CADASIL (cerebral autosomal dominant arteriopathy with subcortical infarcts and leukoencephalopathy) is the most common monogenic form of stroke. It results from mutations in the NOTCH3 gene, which encodes a transmembrane receptor. Mutations are highly stereotyped and occur in the extracellular portion of the protein, and add or remove a cysteine residue resulting in disruption of a disulphide bond in one of the epidermal growth factor like (EGF) repeats. The classical features of CADASIL include migraine usually with aura, lacunar stroke, and vascular cognitive impairment and dementia.[1]
[2]
[3] Other features include encephalopathy, epilepsy, depression and apathy.
The paper in this issue by Nogeira describes a cohort of 26 patients from Brazil with CADASIL.[4] They were recruited from 6 rehabilitation hospitals. The authors nicely describe the clinical spectrum and neuroimaging features of CADASIL. They highlight that ischaemic stroke is common, as are cognitive impairment, dementia and psychiatric manifestations. CADASIL has been described in different ethnic groups throughout the world and its clinical and radiographic appearances are broadly similar in different geographical locations, although there has been a suggestion that there may be differences in some Far Eastern pedigrees, some of whom have been reported to have non-cysteine changing mutations.[5] This study shows the pattern in Brazil is similar to that seen in other populations throughout the world.
The paper also highlights diagnostic features of CADASIL. In a patient with consistent clinical features and who often has a family history, the most useful diagnostic pointer is neuroimaging. MRI shows white matter hyperintensities which become increasingly confluent with age, and in some people lacunar infarcts and cerebral microbleeds. The pattern of WMH is characteristic with involvement of the anterior temporal pole reported in 90%.[6] This has been shown to have a high specificity. This pattern was seen in the Brazilian population. Other predilection sites include the external capsule which is commonly involved but is a less specific finding.[6] The paper also highlights diagnostic difficulties, and the fact that many cases are misdiagnosed before the correct diagnosis of CADASIL is made. Three patients in the Brazilian cohort were initially diagnosed as multiple sclerosis. The authors highlight that unlike sporadic small vessel disease, CADASIL often involves the corpus callosum which is a characteristic predilection site for multiple sclerosis. This may be one of the reasons that so many cases are misdiagnosed as multiple sclerosis. However as the authors point out oligoclonal bands in the cerebrospinal fluid are not usually present in CADASIL.
Although we have no specific treatment for CADASIL increasing evidence demonstrates that cardiovascular risk factors, particularly smoking and hypertension are associated with an increased rate of progression and earlier onset of stroke.[2]
[7] Therefore recent European guidelines have highlighted the need for tight cardiovascular risk factor control in this group of patients.[8]
Although CADASIL is thought to be a rare disease with prevalence in the United Kingdom of 4 in 100000,[9] recent evidence suggests the typical cysteine change in mutations involving a cysteine change are much more common than in the general population.
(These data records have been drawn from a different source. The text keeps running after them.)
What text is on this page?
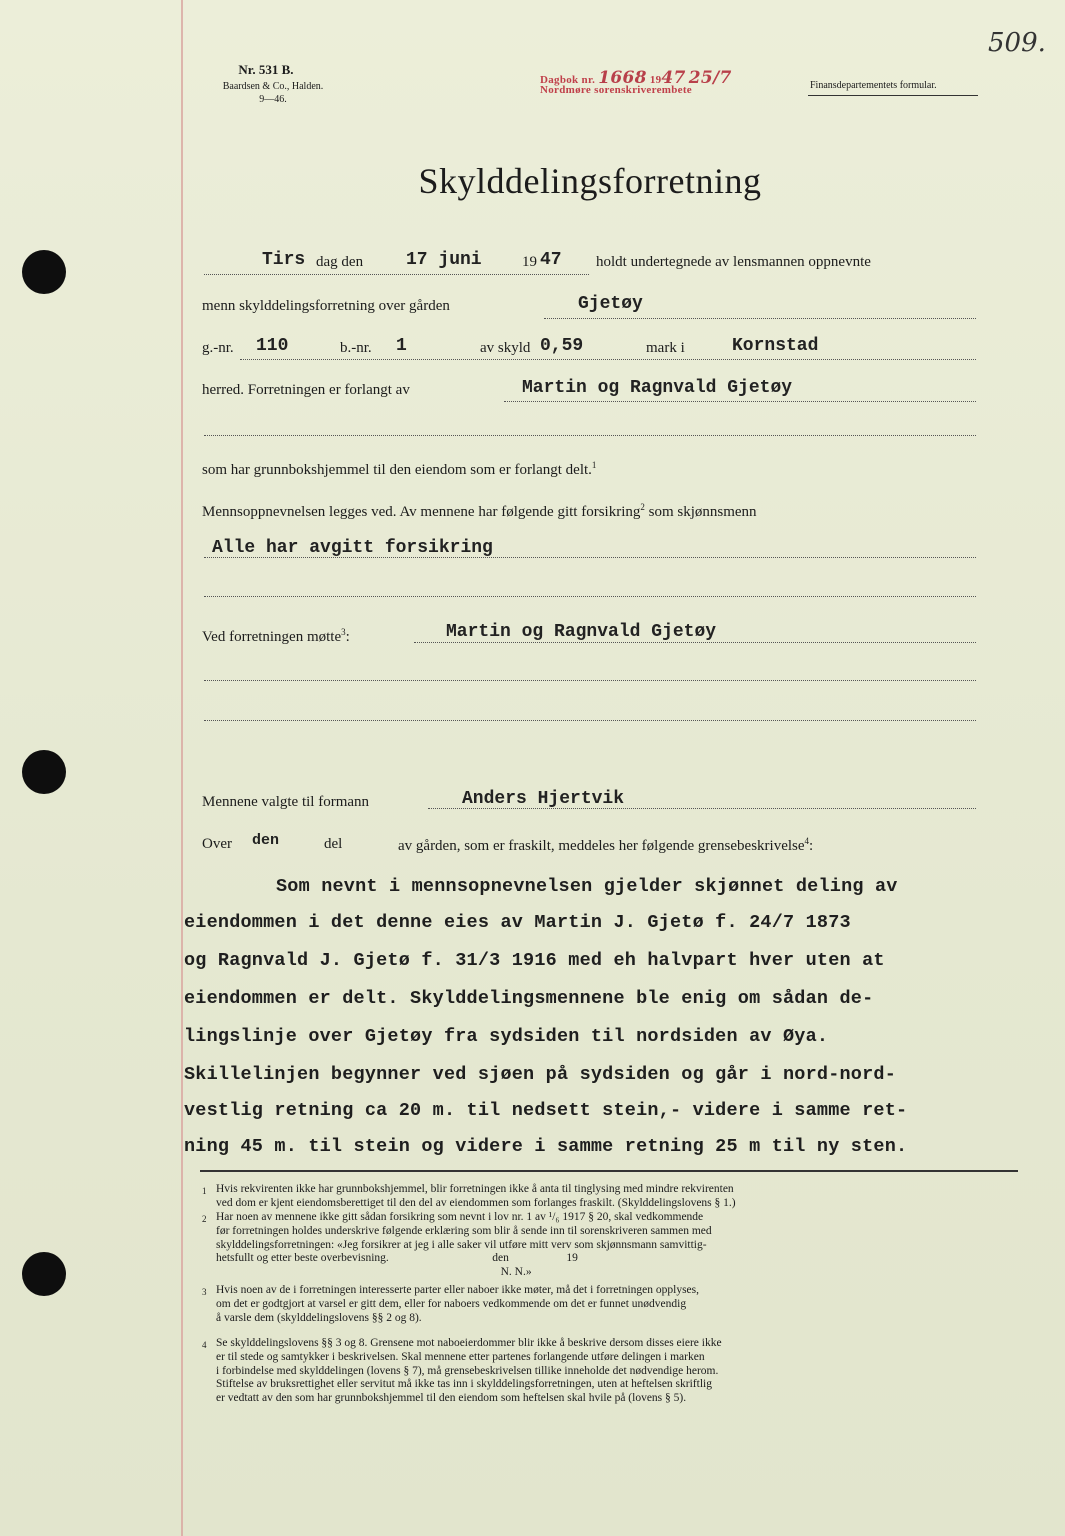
Nr. 531 B.
Baardsen & Co., Halden.
9—46.
Dagbok nr. 1668 1947 25/7
Nordmøre sorenskriverembete	Finansdepartementets formular.
509.
Skylddelingsforretning
Tirs dag den 17 juni	19 47 holdt undertegnede av lensmannen oppnevnte
menn skylddelingsforretning over gården	Gjetøy
g.-nr. 110	b.-nr. 1	av skyld 0,59	mark i	Kornstad
herred. Forretningen er forlangt av	Martin og Ragnvald Gjetøy
som har grunnbokshjemmel til den eiendom som er forlangt delt.$^1$
Mennsoppnevnelsen legges ved. Av mennene har følgende gitt forsikring$^2$ som skjønnsmenn
Alle har avgitt forsikring
Ved forretningen møtte$^3$:	Martin og Ragnvald Gjetøy
Mennene valgte til formann	Anders Hjertvik
Over den	del	av gården, som er fraskilt, meddeles her følgende grensebeskrivelse$^4$:
Som nevnt i mennsopnevnelsen gjelder skjønnet deling av
eiendommen i det denne eies av Martin J. Gjetø f. 24/7 1873
og Ragnvald J. Gjetø f. 31/3 1916 med eh halvpart hver uten at
eiendommen er delt. Skylddelingsmennene ble enig om sådan de-
lingslinje over Gjetøy fra sydsiden til nordsiden av Øya.
Skillelinjen begynner ved sjøen på sydsiden og går i nord-nord-
vestlig retning ca 20 m. til nedsett stein,- videre i samme ret-
ning 45 m. til stein og videre i samme retning 25 m til ny sten.
1 Hvis rekvirenten ikke har grunnbokshjemmel, blir forretningen ikke å anta til tinglysing med mindre rekvirenten
ved dom er kjent eiendomsberettiget til den del av eiendommen som forlanges fraskilt. (Skylddelingslovens § 1.)
2 Har noen av mennene ikke gitt sådan forsikring som nevnt i lov nr. 1 av ¹/₆ 1917 § 20, skal vedkommende
før forretningen holdes underskrive følgende erklæring som blir å sende inn til sorenskriveren sammen med
skylddelingsforretningen: «Jeg forsikrer at jeg i alle saker vil utføre mitt verv som skjønnsmann samvittig-
hetsfullt og etter beste overbevisning.                                    den                    19
N. N.»
3 Hvis noen av de i forretningen interesserte parter eller naboer ikke møter, må det i forretningen opplyses,
om det er godtgjort at varsel er gitt dem, eller for naboers vedkommende om det er funnet unødvendig
å varsle dem (skylddelingslovens §§ 2 og 8).
4 Se skylddelingslovens §§ 3 og 8. Grensene mot naboeierdommer blir ikke å beskrive dersom disses eiere ikke
er til stede og samtykker i beskrivelsen. Skal mennene etter partenes forlangende utføre delingen i marken
i forbindelse med skylddelingen (lovens § 7), må grensebeskrivelsen tillike inneholde det nødvendige herom.
Stiftelse av bruksrettighet eller servitut må ikke tas inn i skylddelingsforretningen, uten at heftelsen skriftlig
er vedtatt av den som har grunnbokshjemmel til den eiendom som heftelsen skal hvile på (lovens § 5).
This was first shown by a group in Leiden who analysed anonymous genome sequencing databases and showed population frequencies of about 1in 1000 in Europe and even higher frequencies in the Far East.[10] Recent studies have confirmed these findings in UK Biobank and shown that these mutations are associated with an increased risk of both stroke and dementia.[11] Why typical cysteine change in mutations cause severe symptomatic familial disease in some individuals, and are apparently asymptomatic in the community in others, remains unknown. Mutation possible factors include mutation site, modifying risk factors and modifying genes. Mutations in the proximal EGF repeats have been associated with more severe disease than those in distal EGF repeats.[12]
[13] In UK Biobank, mutations were more likely to be associated with symptomatic stroke and dementia in those who had higher Framingham cardiovascular risk scores,[11] suggesting cardiovascular risk factors act as modifying factors, as they appear to do in patients with severe symptomatic disease. Genetic studies have suggested that modified genes also affect clinical severity,[14] and this is an area of current research interest.